Study design: Cross‐sectional, whole of population study; analysis of 2021 Australian census data.
Participants, setting: People aged 40 years or older for whom 2021 Australian census health status and socio‐economic position‐related data were available.
Main outcome measures: Age‐standardised prevalence of ten chronic diseases (arthritis, asthma, cancer, dementia, diabetes, heart disease, kidney disease, lung disease, mental health conditions, and stroke), by socio‐economic position (Index of Relative Socio‐economic Disadvantage [IRSD], income category, educational level, occupational grade), age group, and sex; mean change in prevalence across socio‐economic position categories.

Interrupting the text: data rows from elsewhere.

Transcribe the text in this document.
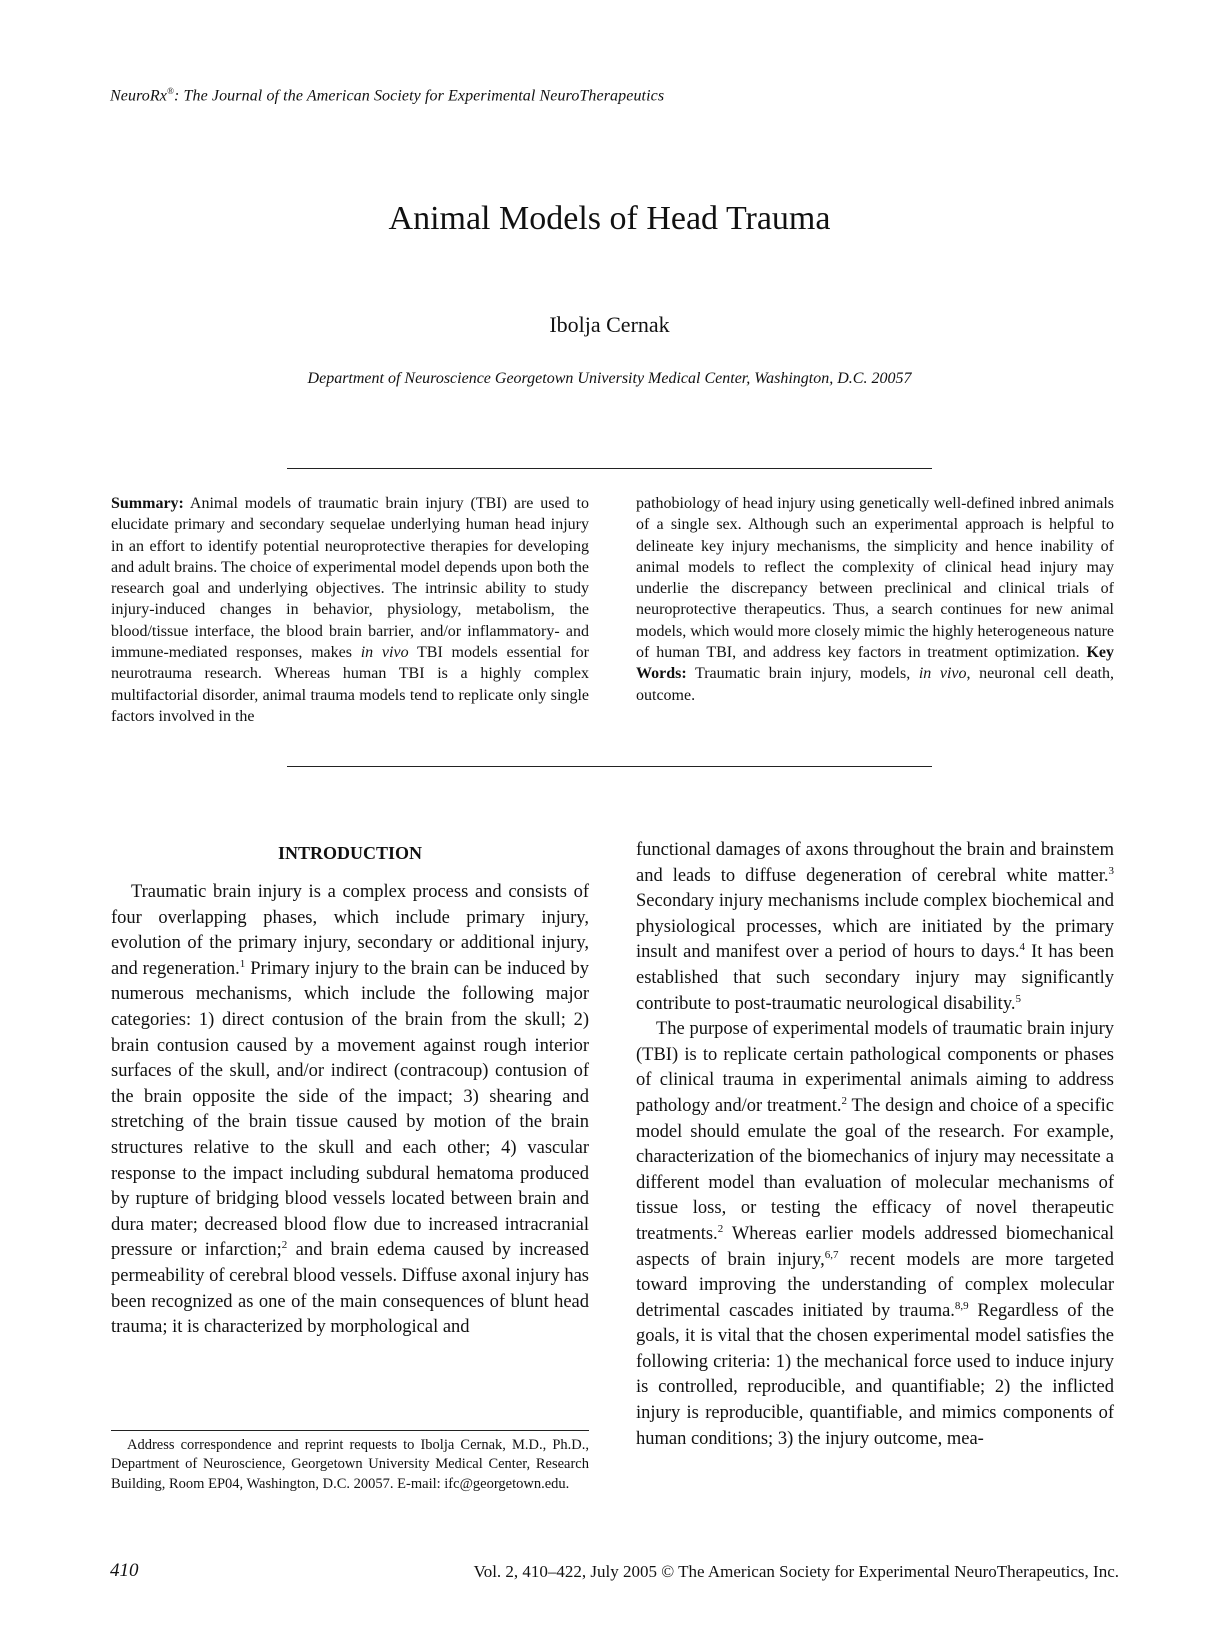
NeuroRx®: The Journal of the American Society for Experimental NeuroTherapeutics
Animal Models of Head Trauma
Ibolja Cernak
Department of Neuroscience Georgetown University Medical Center, Washington, D.C. 20057
Summary: Animal models of traumatic brain injury (TBI) are used to elucidate primary and secondary sequelae underlying human head injury in an effort to identify potential neuroprotective therapies for developing and adult brains. The choice of experimental model depends upon both the research goal and underlying objectives. The intrinsic ability to study injury-induced changes in behavior, physiology, metabolism, the blood/tissue interface, the blood brain barrier, and/or inflammatory- and immune-mediated responses, makes in vivo TBI models essential for neurotrauma research. Whereas human TBI is a highly complex multifactorial disorder, animal trauma models tend to replicate only single factors involved in the
pathobiology of head injury using genetically well-defined inbred animals of a single sex. Although such an experimental approach is helpful to delineate key injury mechanisms, the simplicity and hence inability of animal models to reflect the complexity of clinical head injury may underlie the discrepancy between preclinical and clinical trials of neuroprotective therapeutics. Thus, a search continues for new animal models, which would more closely mimic the highly heterogeneous nature of human TBI, and address key factors in treatment optimization. Key Words: Traumatic brain injury, models, in vivo, neuronal cell death, outcome.
INTRODUCTION

Traumatic brain injury is a complex process and consists of four overlapping phases, which include primary injury, evolution of the primary injury, secondary or additional injury, and regeneration.$^1$ Primary injury to the brain can be induced by numerous mechanisms, which include the following major categories: 1) direct contusion of the brain from the skull; 2) brain contusion caused by a movement against rough interior surfaces of the skull, and/or indirect (contracoup) contusion of the brain opposite the side of the impact; 3) shearing and stretching of the brain tissue caused by motion of the brain structures relative to the skull and each other; 4) vascular response to the impact including subdural hematoma produced by rupture of bridging blood vessels located between brain and dura mater; decreased blood flow due to increased intracranial pressure or infarction;$^2$ and brain edema caused by increased permeability of cerebral blood vessels. Diffuse axonal injury has been recognized as one of the main consequences of blunt head trauma; it is characterized by morphological and

functional damages of axons throughout the brain and brainstem and leads to diffuse degeneration of cerebral white matter.$^3$ Secondary injury mechanisms include complex biochemical and physiological processes, which are initiated by the primary insult and manifest over a period of hours to days.$^4$ It has been established that such secondary injury may significantly contribute to post-traumatic neurological disability.$^5$

The purpose of experimental models of traumatic brain injury (TBI) is to replicate certain pathological components or phases of clinical trauma in experimental animals aiming to address pathology and/or treatment.$^2$ The design and choice of a specific model should emulate the goal of the research. For example, characterization of the biomechanics of injury may necessitate a different model than evaluation of molecular mechanisms of tissue loss, or testing the efficacy of novel therapeutic treatments.$^2$ Whereas earlier models addressed biomechanical aspects of brain injury,$^{6,7}$ recent models are more targeted toward improving the understanding of complex molecular detrimental cascades initiated by trauma.$^{8,9}$ Regardless of the goals, it is vital that the chosen experimental model satisfies the following criteria: 1) the mechanical force used to induce injury is controlled, reproducible, and quantifiable; 2) the inflicted injury is reproducible, quantifiable, and mimics components of human conditions; 3) the injury outcome, mea-

Address correspondence and reprint requests to Ibolja Cernak, M.D., Ph.D., Department of Neuroscience, Georgetown University Medical Center, Research Building, Room EP04, Washington, D.C. 20057. E-mail: ifc@georgetown.edu.

410	Vol. 2, 410–422, July 2005 © The American Society for Experimental NeuroTherapeutics, Inc.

Results: Health status responses and data that allowed IRSD categorisation were available for 11.3 million people aged 40 years or older (92% of all adults aged 40 years or older). The proportions of people who reported nine chronic diseases (exception: cancer) increased with increasing socio‐economic disadvantage as measured by IRSD decile and income. The increases were less marked for people aged 80 years or older than for those aged 40–79 years, and more marked for women than men. For people aged 40–59 or 60–79 years, the increase in age‐standardised chronic disease prevalence per one decile decrease in IRSD was greatest for lung disease in both women (40–59 years, 18.4% per decile; 60–79 years, 10.6% per decile) and men (40–59 years, 16.9% per decile; 60–79 years, 11.0% per decile). In people aged 80 years or older, the increase in prevalence per one decile decrease in IRSD was greatest for kidney disease in women (6.0% per decile) and for mental health conditions in men (7.1% per decile). The age‐standardised prevalence of cancer decreased by 0.4–1.1% per one decile decrease in IRSD for all age groups and both sexes, except for men aged 40−59 years (increased by 0.1% per IRSD decile). Consistent relationships with educational level or occupational grade were not found.
Conclusions: The prevalence of chronic disease differs by socio‐economic position, but the direction, magnitude, and consistency of the effect differs by disease, socio‐economic position measure, age, and sex. Understanding the relationship between different socio‐economic position measures and chronic diseases facilitates the formulation of directed interventions.